Screening phytochimique, propriétés analgésiques et toxicité aigue de l’extrait de l’écorce de la tige de Paullinia pinnata (Sapindaceae)

Rosette Xaverie NGONO
Pharmacologie et toxicologie, Universite de Yaounde I
June, 2018
 

Abstract

Introduction : Paullinia pinnata est une liane de la famille des Sapindaceae. Cette plante a pour principale caractéristique une feuille composée de 05 folioles avec une foliole à l’apex plus grosse que les autres lui donnant un aspect imparipenné. Cette plante est très connue pour ses multiples usages traditionnels parmi lesquels : le traitement du rhumatisme en Côte d’Ivoire (la tige). En médecine vétérinaire, elle est utilisée pour traiter les inflammations du bétail. Cette étude a été faite en utilisant la décoction comme méthode d’extraction telle qu’elle est utilisée traditionnellement pour soulager les patients souffrant de sciatique. L’objectif général de cette étude était donc d’évaluer les propriétés analgésiques et anti-inflammatoires de l’extrait aqueux des écorces de la tige de P. pinnata.

Méthode : le screening phytochimique de l’extrait aqueux des écorces de la tige de P.pinnata a été fait pour déterminer sa composition chimique.
Pour évaluer l’activité anti-inflammatoire, l’inflammation a été induite en injectant 20 µL de l’albumine de l’œuf au niveau de la patte droite du rat pour induire un œdème. Les rats étaient repartis en 05 groupes et traités ainsi qu’il suit : groupe 1 (eau distillée), groupe 2 (indométacine 10mg/kg), groupe 3 (125 mg/kg extrait), groupe 4 (250 mg/kg), groupe 5 (500mg/kg). L’extrait a été administré par voie orale par gavage et l’indométacine par injection intra péritonéale. L’évolution de l’œdème a ensuite été évaluée pendant 5 heures après.
Pour le test d’analgésie, nous avons induit la douleur en injectant 20 µL de formaline à 2 % au niveau de la patte droite des souris. Les souris étaient réparties en six groupes de traitement : groupe 1 (eau distillée), groupe 2 (indométacine 10 mg/kg), groupe 3 (morphine 2 mg /kg), groupe 4 (125 mg/kg extrait), groupe 5 (250 mg/kg extrait), groupe 6 (500 mg/kg extrait). Chaque souris a été observée pendant 30 minutes après l’injection. L’extrait a été administré par voie orale en utilisant une sonde de gavage, la morphine et l’indométacine ont été administre par voie intra péritonéale.
Pour le test de toxicité aigüe, nous avons administré l’extrait à la dose de 2000mg/kg de poids corporel aux rats des groupes test qui ont ensuite été observés pendant 14 jours. Les résultats obtenus ont été compléter par des tests biochimiques.

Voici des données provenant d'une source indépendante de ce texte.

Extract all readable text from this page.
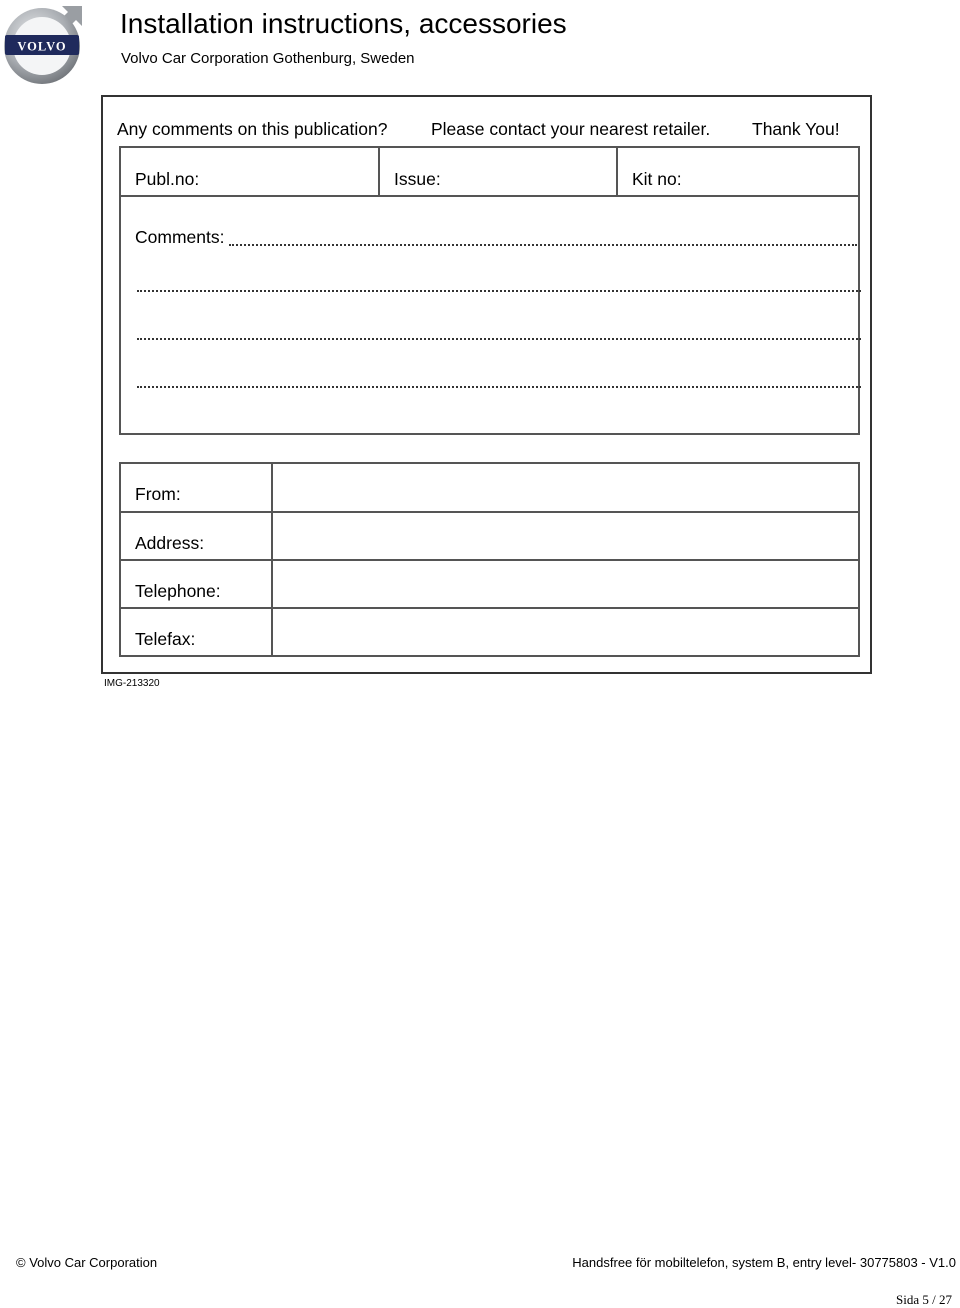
VOLVO
Installation instructions, accessories
Volvo Car Corporation Gothenburg, Sweden
Any comments on this publication? Please contact your nearest retailer. Thank You!
Publ.no:	Issue:	Kit no:
Comments:
From:
Address:
Telephone:
Telefax:
IMG-213320
© Volvo Car Corporation	Handsfree för mobiltelefon, system B, entry level- 30775803 - V1.0
Sida 5 / 27
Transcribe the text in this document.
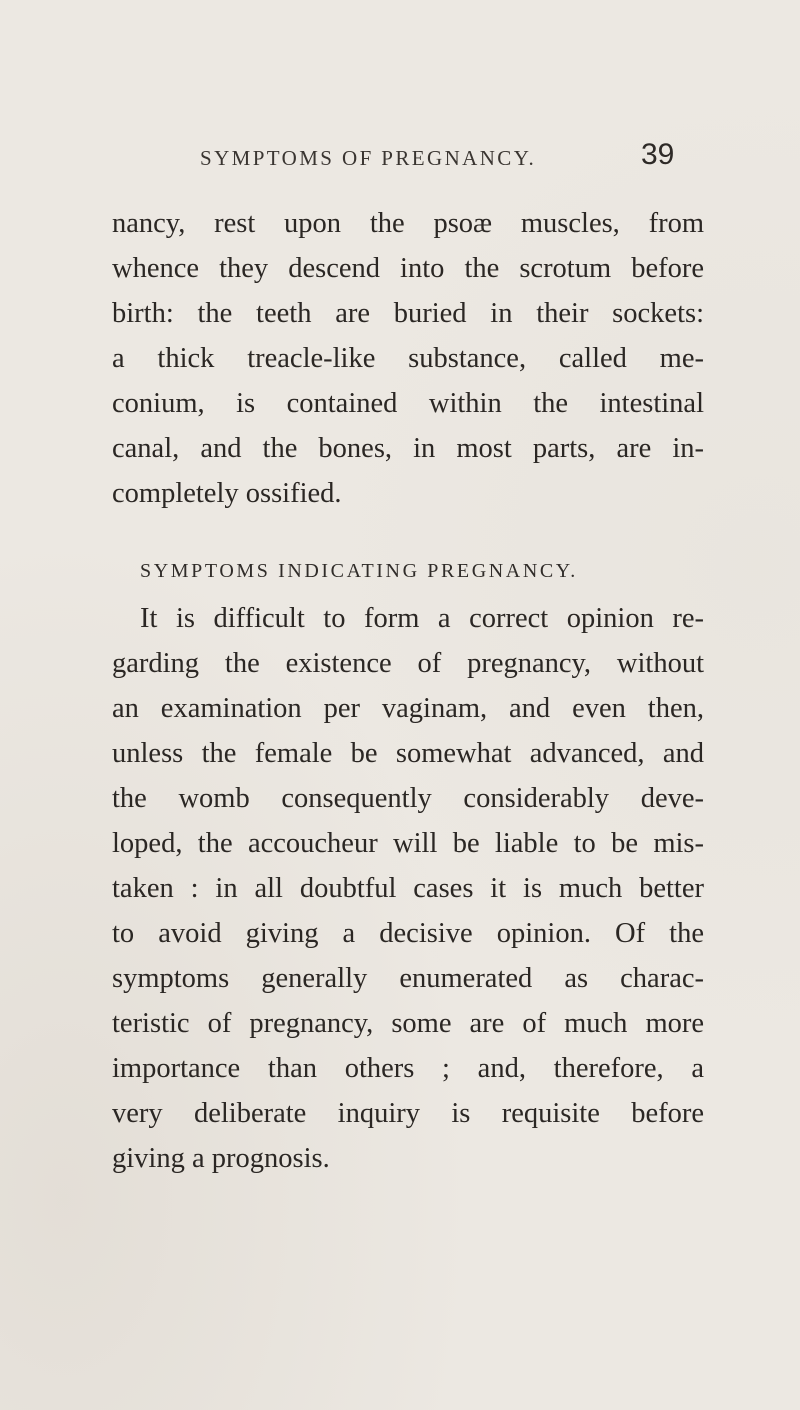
SYMPTOMS OF PREGNANCY.	39
nancy, rest upon the psoæ muscles, from
whence they descend into the scrotum before
birth: the teeth are buried in their sockets:
a thick treacle-like substance, called me-
conium, is contained within the intestinal
canal, and the bones, in most parts, are in-
completely ossified.
SYMPTOMS INDICATING PREGNANCY.
It is difficult to form a correct opinion re-
garding the existence of pregnancy, without
an examination per vaginam, and even then,
unless the female be somewhat advanced, and
the womb consequently considerably deve-
loped, the accoucheur will be liable to be mis-
taken : in all doubtful cases it is much better
to avoid giving a decisive opinion. Of the
symptoms generally enumerated as charac-
teristic of pregnancy, some are of much more
importance than others ; and, therefore, a
very deliberate inquiry is requisite before
giving a prognosis.
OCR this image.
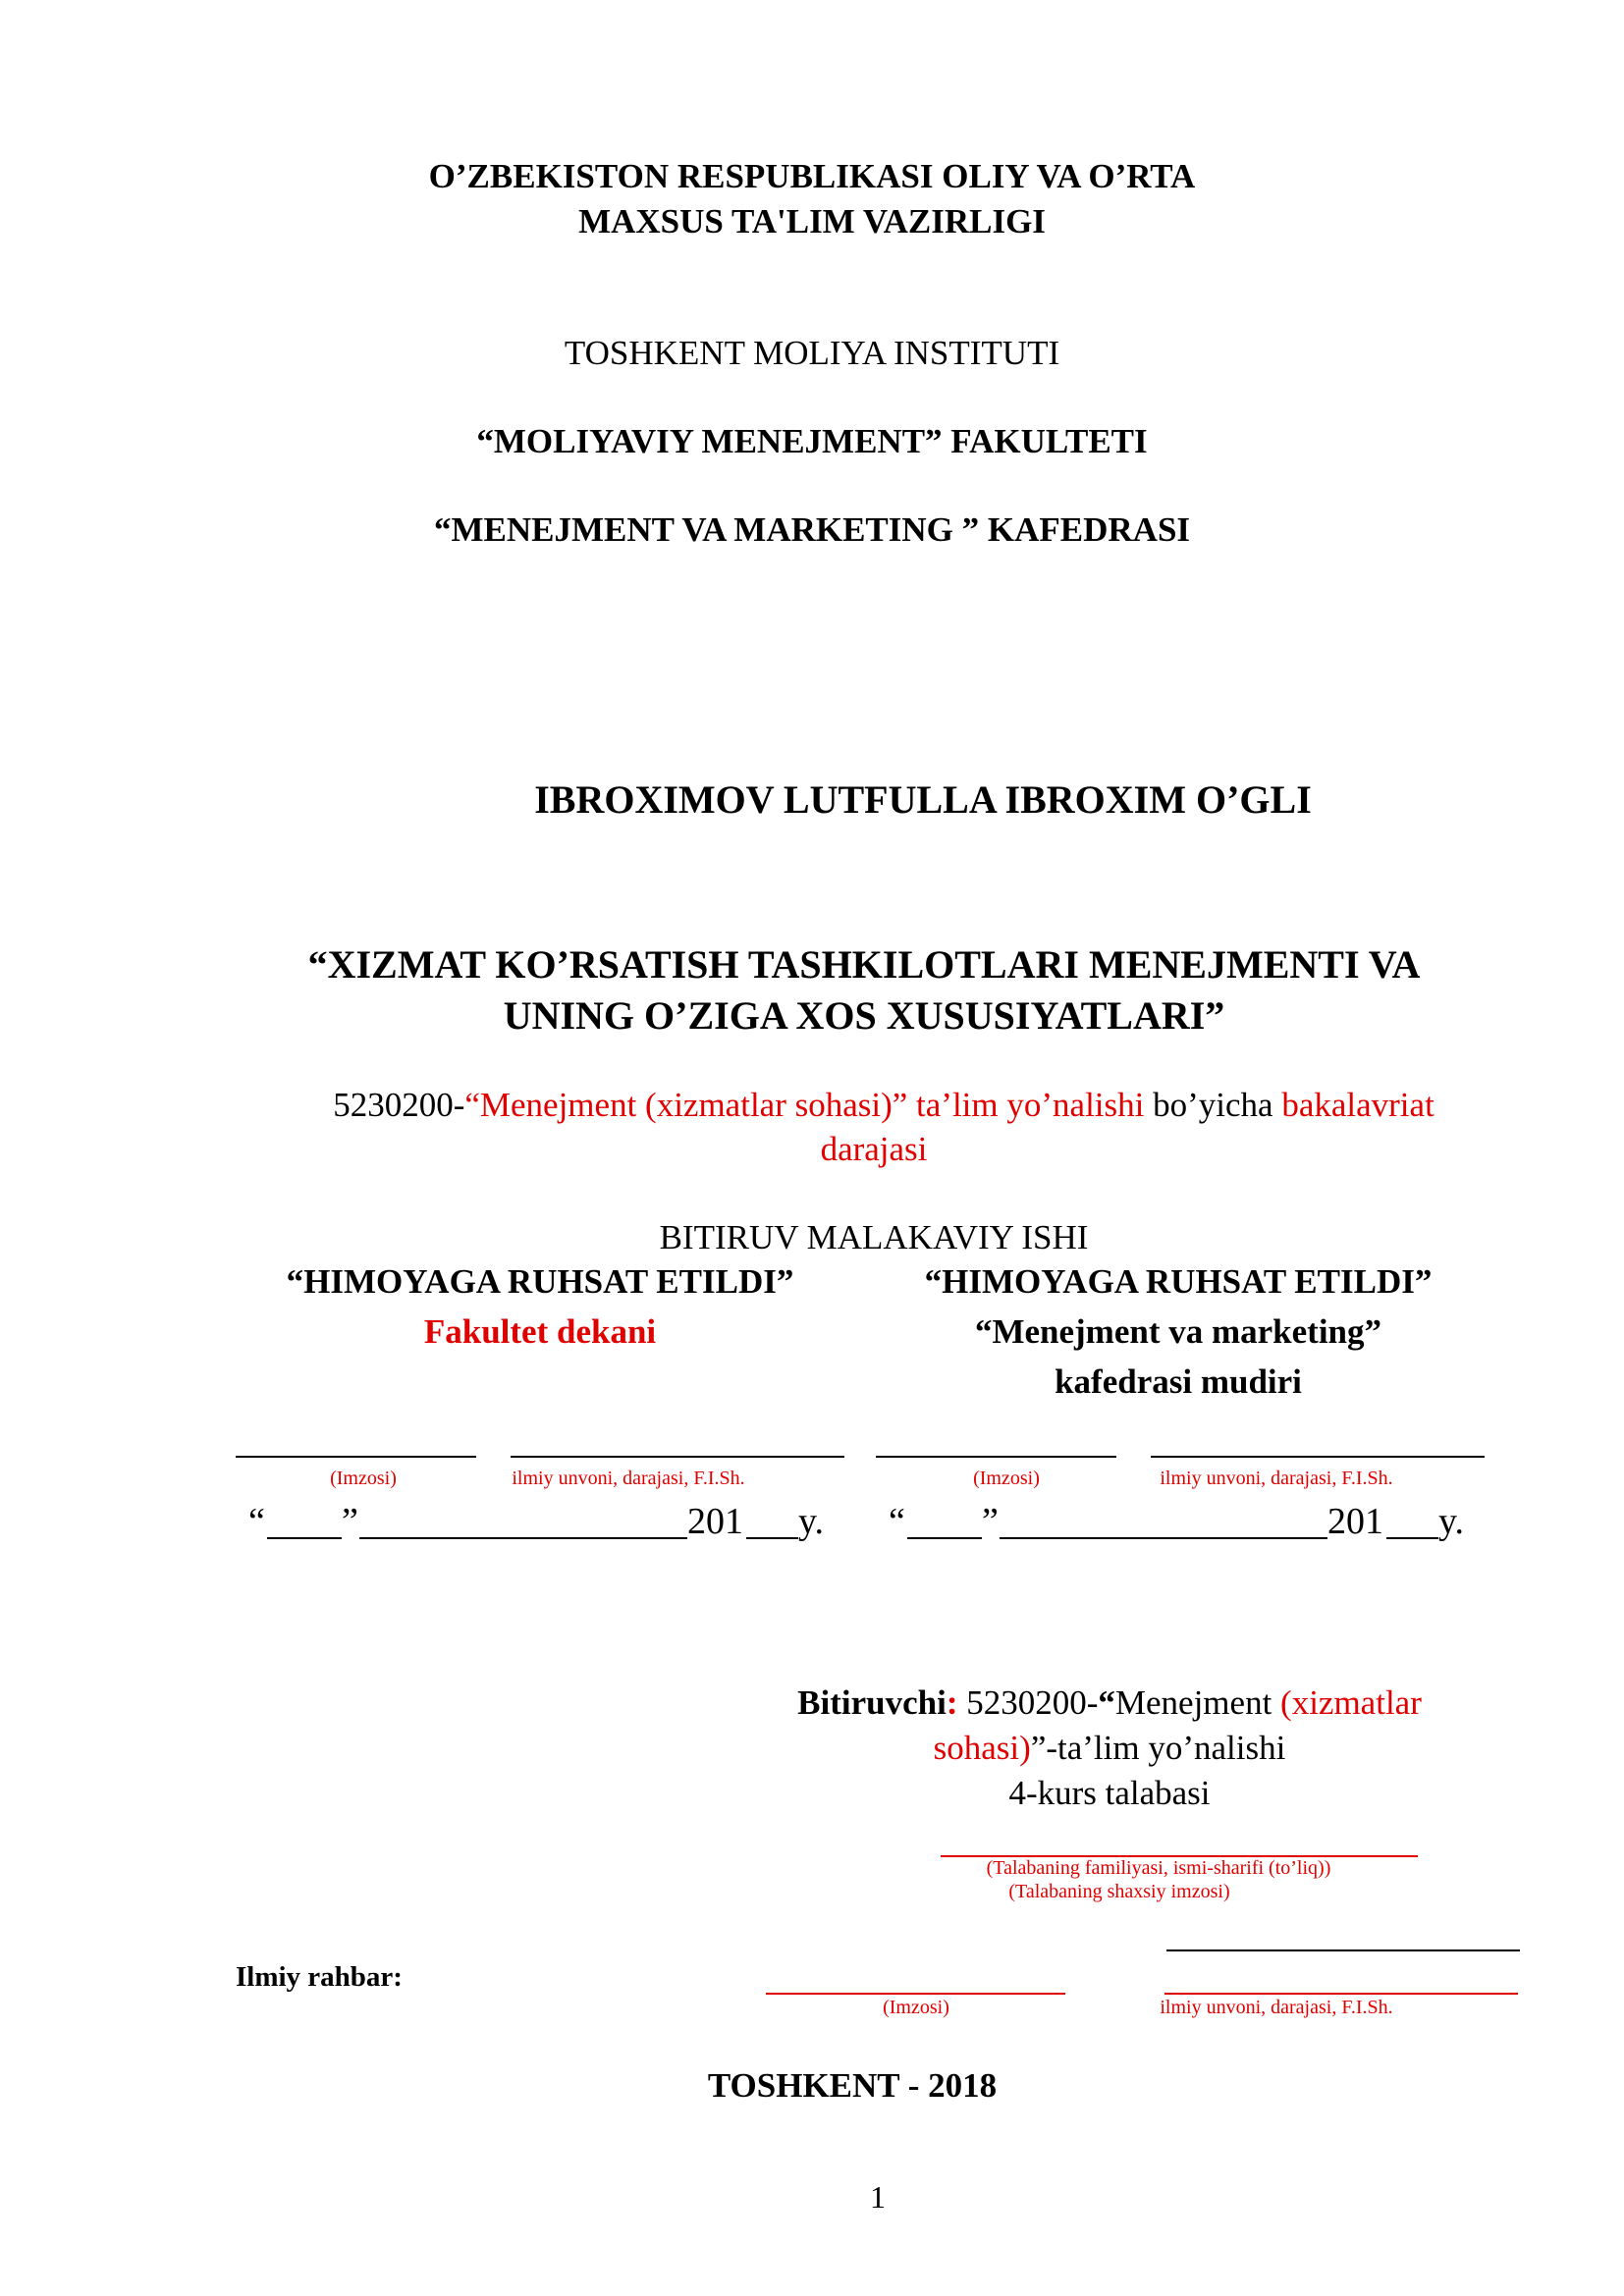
O’ZBEKISTON RESPUBLIKASI OLIY VA O’RTA
MAXSUS TA'LIM VAZIRLIGI
TOSHKENT MOLIYA INSTITUTI
“MOLIYAVIY MENEJMENT” FAKULTETI
“MENEJMENT VA MARKETING ” KAFEDRASI
IBROXIMOV LUTFULLA IBROXIM O’GLI
“XIZMAT KO’RSATISH TASHKILOTLARI MENEJMENTI VA
UNING O’ZIGA XOS XUSUSIYATLARI”
5230200-“Menejment (xizmatlar sohasi)” ta’lim yo’nalishi bo’yicha bakalavriat
darajasi
BITIRUV MALAKAVIY ISHI
“HIMOYAGA RUHSAT ETILDI”
Fakultet dekani
“HIMOYAGA RUHSAT ETILDI”
“Menejment va marketing”
kafedrasi mudiri
(Imzosi)	ilmiy unvoni, darajasi, F.I.Sh.	(Imzosi)	ilmiy unvoni, darajasi, F.I.Sh.
“ ”	201 y. “ ”	201 y.
Bitiruvchi: 5230200-“Menejment (xizmatlar
sohasi)”-ta’lim yo’nalishi
4-kurs talabasi
(Talabaning familiyasi, ismi-sharifi (to’liq))
(Talabaning shaxsiy imzosi)
Ilmiy rahbar:
(Imzosi)	ilmiy unvoni, darajasi, F.I.Sh.
TOSHKENT - 2018
1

Résultats et discussion : Le screening phytochimique a révélé la présence des flavonoïdes, quinones, polyphénols, coumarines et des tanins catéchiques.
Pour le test de l’activité anti-inflammatoire, en comparant avec l’indométacine, l’antiinflammatoire conventionnel utilisé, nous avons observé une inhibition significative de l’œdème inflammatoire pour toutes les doses de l’extrait à partir de la 3ième heure. Cette inhibition n’était pas dose dépendante.
Pour le test d’analgésie, nous avons observé une inhibition non significative de la douleur au cours de la phase précoce pour toutes les doses de l’extrait mais significative pour les autres phases. Cette inhibition était plus marquée que celle de l’indométacine. Alors que la morphine l’antalgique de référence utilisé a inhibé significativement la douleur à toutes les phases.
Aucune létalité n’a été observée lors du test de toxicité aigüe. Les tests biochimiques ont révélé une augmentation non significative du taux d’ALAT chez les mâles.

Conclusion : les résultats obtenus permettent de conclure que les écorces possèdent une activité anti-inflammatoire cependant les résultats obtenus lors de la phase précoce du test à la formaline ne permettent pas de conclure de la présence ou l’absence d’un mécanisme central.